Salt deposits complicate the picture in the search for undersea oil; high-power computer imaging helps sort things out.

by Harry Hutchinson, Executive Editor

the value of oil in terms of personal freedom and comfort is almost incalculable. People will certainly pay plenty to get it. As demand and prices continue to rise, it has become necessary, and profitable, to look for deposits in increasingly severe environments—in ever colder seas, for example, and at greater depths.

Sometimes, though, it is not the depth of water or the thickness of ice that poses a challenge for the petroleum seeker. Sometimes it's the sea floor itself.

Chevron, for instance, finds that it needs a lot more computer power these days for investigating undersea oil fields. The company is investing in hundreds of IBM computers with dual-core processors because too much salt is getting in its way to the oil.

Peter Breunig, general manager for technical computing in Chevron's Energy Technology Co., and a colleague, Chap Wong, explained the problem and the solution.

Depth imaging converts seismic data recorded over potential oil fields into three-dimensional images of what lies beneath the sea floor. The information helps the company decide where to drill.

The process starts when boats trailing cables of hydrophones take soundings with an air gun. (Unlike the explosions of the old days, the air gun kills no fish.)

Computers can turn seismic recordings into 3-D images of potential undersea oilfields, like the one projected on the wall in this photo.

A sound wave penetrating the sea floor returns an echo each time it passes the boundary between different formations— say, between a layer of dense rock and another bearing oil. The hydrophones pick up the echoes. To those like Breunig and Wong, who know how to interpret them, the properties of the acoustic reflections tell a story of what lies below.

Frequently, analysts can combine the data from several soundings over the same spot and that way minimize the effects of system noise. The picture gets clearer then, and a computer's workload is reduced.

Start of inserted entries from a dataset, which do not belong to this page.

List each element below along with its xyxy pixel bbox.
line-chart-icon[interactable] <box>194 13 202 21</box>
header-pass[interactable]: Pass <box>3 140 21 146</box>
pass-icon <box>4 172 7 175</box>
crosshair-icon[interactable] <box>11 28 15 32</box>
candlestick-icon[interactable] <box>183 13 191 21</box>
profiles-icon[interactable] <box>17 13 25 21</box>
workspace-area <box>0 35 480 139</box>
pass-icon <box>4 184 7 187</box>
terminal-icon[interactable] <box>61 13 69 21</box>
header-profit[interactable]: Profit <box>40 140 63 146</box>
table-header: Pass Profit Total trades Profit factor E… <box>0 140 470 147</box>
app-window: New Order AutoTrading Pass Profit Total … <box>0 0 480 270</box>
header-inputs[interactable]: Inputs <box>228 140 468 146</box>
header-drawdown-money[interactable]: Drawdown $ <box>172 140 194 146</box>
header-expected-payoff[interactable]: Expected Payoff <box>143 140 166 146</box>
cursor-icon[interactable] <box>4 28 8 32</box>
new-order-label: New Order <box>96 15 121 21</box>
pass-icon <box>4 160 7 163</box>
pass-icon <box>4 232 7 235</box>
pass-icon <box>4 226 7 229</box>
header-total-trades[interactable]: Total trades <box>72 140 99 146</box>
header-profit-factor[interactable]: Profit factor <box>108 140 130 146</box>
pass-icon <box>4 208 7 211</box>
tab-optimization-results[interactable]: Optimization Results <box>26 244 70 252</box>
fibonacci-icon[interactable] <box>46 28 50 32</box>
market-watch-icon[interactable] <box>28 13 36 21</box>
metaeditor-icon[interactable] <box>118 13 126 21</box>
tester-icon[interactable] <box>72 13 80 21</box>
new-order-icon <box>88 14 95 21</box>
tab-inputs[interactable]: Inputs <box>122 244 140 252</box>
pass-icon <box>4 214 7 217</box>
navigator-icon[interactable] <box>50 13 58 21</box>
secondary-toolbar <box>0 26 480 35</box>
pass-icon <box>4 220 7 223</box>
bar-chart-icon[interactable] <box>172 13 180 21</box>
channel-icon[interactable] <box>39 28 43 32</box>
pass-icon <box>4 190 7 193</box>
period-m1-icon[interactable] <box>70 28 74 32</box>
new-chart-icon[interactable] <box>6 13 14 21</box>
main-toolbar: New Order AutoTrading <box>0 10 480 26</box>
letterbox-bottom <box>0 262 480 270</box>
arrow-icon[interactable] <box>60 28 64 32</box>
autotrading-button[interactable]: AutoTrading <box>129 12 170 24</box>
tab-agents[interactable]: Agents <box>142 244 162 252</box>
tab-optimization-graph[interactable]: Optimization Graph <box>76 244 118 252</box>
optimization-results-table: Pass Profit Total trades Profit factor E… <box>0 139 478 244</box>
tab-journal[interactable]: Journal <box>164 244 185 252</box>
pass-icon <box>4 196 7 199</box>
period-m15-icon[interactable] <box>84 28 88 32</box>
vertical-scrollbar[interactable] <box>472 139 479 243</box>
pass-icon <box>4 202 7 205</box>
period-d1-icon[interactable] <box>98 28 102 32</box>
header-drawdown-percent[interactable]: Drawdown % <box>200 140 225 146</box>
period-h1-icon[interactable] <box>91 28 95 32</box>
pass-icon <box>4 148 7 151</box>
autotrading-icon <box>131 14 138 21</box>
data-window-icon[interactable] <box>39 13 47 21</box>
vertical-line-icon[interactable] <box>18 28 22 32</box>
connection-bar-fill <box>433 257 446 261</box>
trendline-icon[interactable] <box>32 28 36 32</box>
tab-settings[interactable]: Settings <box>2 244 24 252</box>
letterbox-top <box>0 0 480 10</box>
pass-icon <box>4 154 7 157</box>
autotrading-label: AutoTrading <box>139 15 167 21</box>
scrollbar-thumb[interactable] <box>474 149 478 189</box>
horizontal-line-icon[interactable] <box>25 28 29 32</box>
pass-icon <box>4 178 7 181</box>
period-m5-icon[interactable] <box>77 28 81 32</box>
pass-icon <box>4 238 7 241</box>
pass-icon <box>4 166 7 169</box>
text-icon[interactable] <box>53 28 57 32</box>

Breunig said that Chevron has been exploring parts of the Gulf of Mexico where layers of salt have formed. Dense salt layers, like those the company is encountering under the Gulf, scatter the acoustic reflections. The result is more noise in the data.

Chevron has worked out algorithms to account for the disruption caused by highly reflective salt, but assumptions that permit the consolidation of readings are no longer practical. As a result, the volume of data going into the computer to analyze soundings through salt or complex structures can be an order of magnitude greater than it is for other areas of the sea floor, Breunig said.

So far, Chevron has bought 700 eServer 326 computers from IBM to help handle the increasing computational load. The computers use the AMD Opteron processor in a dual-core configuration. That is, the central chip contains two central processors. Because they are built on the same chip, they generate less heat than two separate chips would, IBM says. The servers run on the Linux platform and handle 32- and 64-bit processing.

Multiplied by 700, that's a lot of thinking power, but then these aren't easy puzzles to solve. Sometimes in the search for oil or gas somebody has to unravel the tricks played by a layer of salt.